Negli anni successivi, con investimenti totalmente autofinanziati (in particolare con la destinazione a ciò, anziché all'attività di partito, del finanziamento pubblico assegnato al PR) Radio ha Radicale ha costruito una rete nazionale che ha reso accessibile il servizio a oltre il 75% della popolazione - con standard qualitativi di ottimo livello. Il tutto, fino al 1993, gratuitamente.Negli anni, il servizio prodotto da RR, ha dimostrato di "avere un mercato" fino ad essere riconosciuto come vero e proprio servizio pubblico che lo Stato si è impegnato ad assicurare per legge. Insomma, al concetto di pubblicità dei lavori parlamentari è stata riconosciuta la necessità, doverosa, di una adeguamento "tecnologico".
Nel 1993, perdurante l'impossibilità o l'incapacità da parte della RAI, il Governo su richiesta del Parlamento istituì la convenzione con un concessionario privato per la trasmissione radiofonica delle sedute parlamentari. La gara conseguente fu vinta da Radio Radicale, che negli anni '95,'96 e '97 ha così percepito 10 miliardi annui (8 al netto dell'IVA) per l'identico servizio svolto gratuitamente per i precedenti 19.

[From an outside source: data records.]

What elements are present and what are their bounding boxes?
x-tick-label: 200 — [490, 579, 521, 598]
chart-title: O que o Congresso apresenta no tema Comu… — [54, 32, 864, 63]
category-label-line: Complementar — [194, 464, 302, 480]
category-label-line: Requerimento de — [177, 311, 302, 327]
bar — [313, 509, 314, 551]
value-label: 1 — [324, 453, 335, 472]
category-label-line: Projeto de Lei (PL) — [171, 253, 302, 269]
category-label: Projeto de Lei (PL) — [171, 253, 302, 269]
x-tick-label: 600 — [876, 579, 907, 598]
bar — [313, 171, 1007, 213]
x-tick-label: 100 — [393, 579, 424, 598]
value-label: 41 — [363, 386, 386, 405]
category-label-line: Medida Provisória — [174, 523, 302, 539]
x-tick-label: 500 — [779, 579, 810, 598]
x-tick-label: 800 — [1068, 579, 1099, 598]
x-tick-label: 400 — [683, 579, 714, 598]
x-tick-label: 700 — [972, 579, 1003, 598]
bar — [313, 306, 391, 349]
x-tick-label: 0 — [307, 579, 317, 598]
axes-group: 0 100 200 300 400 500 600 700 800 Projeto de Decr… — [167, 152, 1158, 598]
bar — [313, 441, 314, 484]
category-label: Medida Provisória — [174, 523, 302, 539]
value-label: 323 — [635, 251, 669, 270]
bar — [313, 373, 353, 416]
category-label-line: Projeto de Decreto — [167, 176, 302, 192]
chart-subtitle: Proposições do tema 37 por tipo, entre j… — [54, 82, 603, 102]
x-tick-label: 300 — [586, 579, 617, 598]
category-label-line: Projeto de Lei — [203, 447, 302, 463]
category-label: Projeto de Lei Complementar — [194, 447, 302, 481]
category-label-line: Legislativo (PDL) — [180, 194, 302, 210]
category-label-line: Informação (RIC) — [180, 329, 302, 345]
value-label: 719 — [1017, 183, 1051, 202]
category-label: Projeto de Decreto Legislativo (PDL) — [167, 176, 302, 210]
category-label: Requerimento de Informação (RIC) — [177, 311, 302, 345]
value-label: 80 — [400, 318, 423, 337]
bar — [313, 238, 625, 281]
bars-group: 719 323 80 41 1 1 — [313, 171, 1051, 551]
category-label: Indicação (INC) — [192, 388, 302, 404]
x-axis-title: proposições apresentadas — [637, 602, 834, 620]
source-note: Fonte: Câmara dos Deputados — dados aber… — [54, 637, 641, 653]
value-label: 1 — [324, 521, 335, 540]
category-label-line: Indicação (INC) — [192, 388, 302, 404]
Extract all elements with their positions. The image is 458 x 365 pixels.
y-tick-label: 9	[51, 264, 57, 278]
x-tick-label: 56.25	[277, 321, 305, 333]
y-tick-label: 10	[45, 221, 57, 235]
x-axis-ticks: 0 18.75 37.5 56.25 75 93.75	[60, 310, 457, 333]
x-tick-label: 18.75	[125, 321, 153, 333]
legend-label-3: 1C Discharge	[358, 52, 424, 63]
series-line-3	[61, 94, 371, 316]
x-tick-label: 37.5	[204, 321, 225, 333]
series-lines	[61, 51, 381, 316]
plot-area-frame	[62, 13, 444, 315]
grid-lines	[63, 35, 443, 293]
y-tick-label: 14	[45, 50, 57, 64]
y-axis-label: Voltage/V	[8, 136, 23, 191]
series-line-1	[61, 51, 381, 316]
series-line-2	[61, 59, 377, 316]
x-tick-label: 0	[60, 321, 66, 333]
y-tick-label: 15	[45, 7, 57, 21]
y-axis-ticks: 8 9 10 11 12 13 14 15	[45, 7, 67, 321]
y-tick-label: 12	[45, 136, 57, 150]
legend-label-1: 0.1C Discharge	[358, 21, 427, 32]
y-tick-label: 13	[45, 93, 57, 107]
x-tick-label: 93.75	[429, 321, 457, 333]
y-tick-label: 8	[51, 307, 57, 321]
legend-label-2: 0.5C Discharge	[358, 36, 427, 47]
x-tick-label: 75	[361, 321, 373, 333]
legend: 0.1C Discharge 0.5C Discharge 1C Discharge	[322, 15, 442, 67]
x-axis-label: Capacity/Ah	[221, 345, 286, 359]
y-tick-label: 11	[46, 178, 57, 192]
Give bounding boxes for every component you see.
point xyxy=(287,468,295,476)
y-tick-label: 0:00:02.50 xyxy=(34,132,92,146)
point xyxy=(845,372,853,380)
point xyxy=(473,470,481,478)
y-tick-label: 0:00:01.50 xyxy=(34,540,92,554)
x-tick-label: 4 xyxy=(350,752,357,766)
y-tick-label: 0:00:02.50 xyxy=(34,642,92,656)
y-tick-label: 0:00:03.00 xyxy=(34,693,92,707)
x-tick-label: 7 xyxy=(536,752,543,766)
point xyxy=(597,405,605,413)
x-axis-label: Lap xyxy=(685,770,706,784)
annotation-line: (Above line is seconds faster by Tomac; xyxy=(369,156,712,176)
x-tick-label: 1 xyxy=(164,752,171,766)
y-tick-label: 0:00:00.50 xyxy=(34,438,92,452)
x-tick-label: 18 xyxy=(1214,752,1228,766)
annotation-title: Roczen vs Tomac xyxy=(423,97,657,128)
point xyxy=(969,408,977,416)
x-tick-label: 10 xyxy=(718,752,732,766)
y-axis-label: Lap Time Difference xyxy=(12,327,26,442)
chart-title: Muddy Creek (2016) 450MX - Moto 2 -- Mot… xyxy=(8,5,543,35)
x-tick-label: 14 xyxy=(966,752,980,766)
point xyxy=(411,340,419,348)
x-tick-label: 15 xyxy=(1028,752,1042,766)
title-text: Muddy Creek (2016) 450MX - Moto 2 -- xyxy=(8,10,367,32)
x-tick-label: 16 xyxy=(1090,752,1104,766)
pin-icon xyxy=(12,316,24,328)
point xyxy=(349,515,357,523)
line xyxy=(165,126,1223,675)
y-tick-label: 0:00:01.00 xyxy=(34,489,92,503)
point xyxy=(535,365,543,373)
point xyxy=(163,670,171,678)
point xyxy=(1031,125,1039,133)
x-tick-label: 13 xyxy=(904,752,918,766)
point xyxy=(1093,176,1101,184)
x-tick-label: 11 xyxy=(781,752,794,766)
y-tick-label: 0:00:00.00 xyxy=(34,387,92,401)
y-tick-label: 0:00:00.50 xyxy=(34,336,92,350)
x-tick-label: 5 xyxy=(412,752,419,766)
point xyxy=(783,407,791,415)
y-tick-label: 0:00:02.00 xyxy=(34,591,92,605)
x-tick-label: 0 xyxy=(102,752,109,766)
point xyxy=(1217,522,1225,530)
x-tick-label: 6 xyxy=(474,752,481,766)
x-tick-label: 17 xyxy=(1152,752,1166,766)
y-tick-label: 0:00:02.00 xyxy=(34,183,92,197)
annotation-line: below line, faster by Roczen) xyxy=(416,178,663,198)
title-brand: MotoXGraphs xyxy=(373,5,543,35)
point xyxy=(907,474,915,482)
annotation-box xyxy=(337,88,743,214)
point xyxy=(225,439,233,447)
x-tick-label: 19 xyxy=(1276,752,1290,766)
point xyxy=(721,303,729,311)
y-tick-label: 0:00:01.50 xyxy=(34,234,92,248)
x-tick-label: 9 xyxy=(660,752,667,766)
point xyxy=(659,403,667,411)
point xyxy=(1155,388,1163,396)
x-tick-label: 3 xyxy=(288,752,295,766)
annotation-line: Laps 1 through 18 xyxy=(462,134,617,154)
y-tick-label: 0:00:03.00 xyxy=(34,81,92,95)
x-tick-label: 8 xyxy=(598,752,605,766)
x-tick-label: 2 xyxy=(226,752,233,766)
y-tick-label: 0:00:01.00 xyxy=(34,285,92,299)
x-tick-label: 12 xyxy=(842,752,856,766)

Con tutta evidenza la cifra di 8 miliardi è ben al di sotto del valore di mercato di questo servizio, la cui qualità è sempre stata unanimemente riconosciuta. Radio Radicale è in questi anni cresciuta, tanto nella struttura tecnica che in quella redazionale, anche per ottemperare con assoluta puntualità e qualità agli impegni contrattuali assunti. Contemporaneamente ha garantito la trasmissione dei principali eventi politici ed istituzionali e costruito una archivio sonoro di valore storico e culturale incommensurabile.
Sic stantibus rebus, però, il venir meno della convenzione per la trasmissione delle dirette parlamentari (scaduta il 21 novembre) decreta la fine di Radio Radicale. Dopo vent'anni di investimenti, dopo avere inventato e consolidato un servizio che ha ottenuto un riconoscimento e una valorizzazione, l'azienda Radio Radicale dovrà chiudere.
Se a soppiantarla fosse un altro operatore in grado di garantire per il futuro lo stesso servizio pubblico - in termini di qualità ed efficienza - a costi minori per lo Stato e quindi per il contribuente, ovviamente, nulla quaestio. Il fatto che impone qualche ripensamento, però, è che tale servizio verrà trasferito per forza di legge all'ente di Stato, la Rai, che si approprierà del servizio e dei relativi introiti (più o meno esplicitamente quantificati nel calcolo del canone ha poca importanza).
Se si considera la attuale struttura dei costi di produzione Rai, è evidente che il solo servizio delle dirette parlamentari assorbirà ben più degli otto miliardi netti oggi versati annualmente dallo Stato a Radio Radicale.
Non solo, per fornire il servizio delle dirette parlamentari, la Rai si appresta ad effettuare un investimento di decine di miliardi per la realizzazione di una nuova rete ad hoc.
Appare perciò evidente, tralasciando tutto il resto, l'incongruità sotto il profilo della logica economica e finanziaria del trasferimento all'ente pubblico della trasmissione delle dirette parlamentari. Ciò confligge palesemente, inoltre, con tutti gli orientamenti pubblicamente espressi da tutti gli ultimi governi circa la necessità di un "ritiro" dello Stato dalla gestione diretta di aziende o di servizi pubblici, ovunque possibile senza detrimento per gli utenti. In questo caso, infatti, lo Stato amplierebbe il proprio raggio di azione "espropiando" di fatto il settore privato di una quota del mercato dei servizi radiofonici: con buona pace delle privatizzazioni e delle liberalizzazioni.
Il passaggio al moloch statale, la Rai, del servizio fino ad oggi svolto da Radio Radicale, come detto, dovrebbe avvenire in ossequio, seppur tardivo, ad una disposizione normativa: ma si tratta di una norma 1990 il cui contenuto è ormai obsoleto rispetto agli orientamenti legislativi e di politica economico-finanziaria costantemente adottati negli anni seguenti da Governi e maggioranze parlamentari anche di diverso ed opposto orientamento. Rispetto al referendum che, nei fatti, chiedeva la privatizzazione della Rai e quindi del servizio pubblico.
Il rispetto inerziale e burocratico di una norma palesemente superata, finirà per avere come unico effetto sostanziale quello di privare il panorama dell'informazione italiana di uno dei soggetti pressoché unanimemente riconosciuto tra i più innovativi e pluralisti.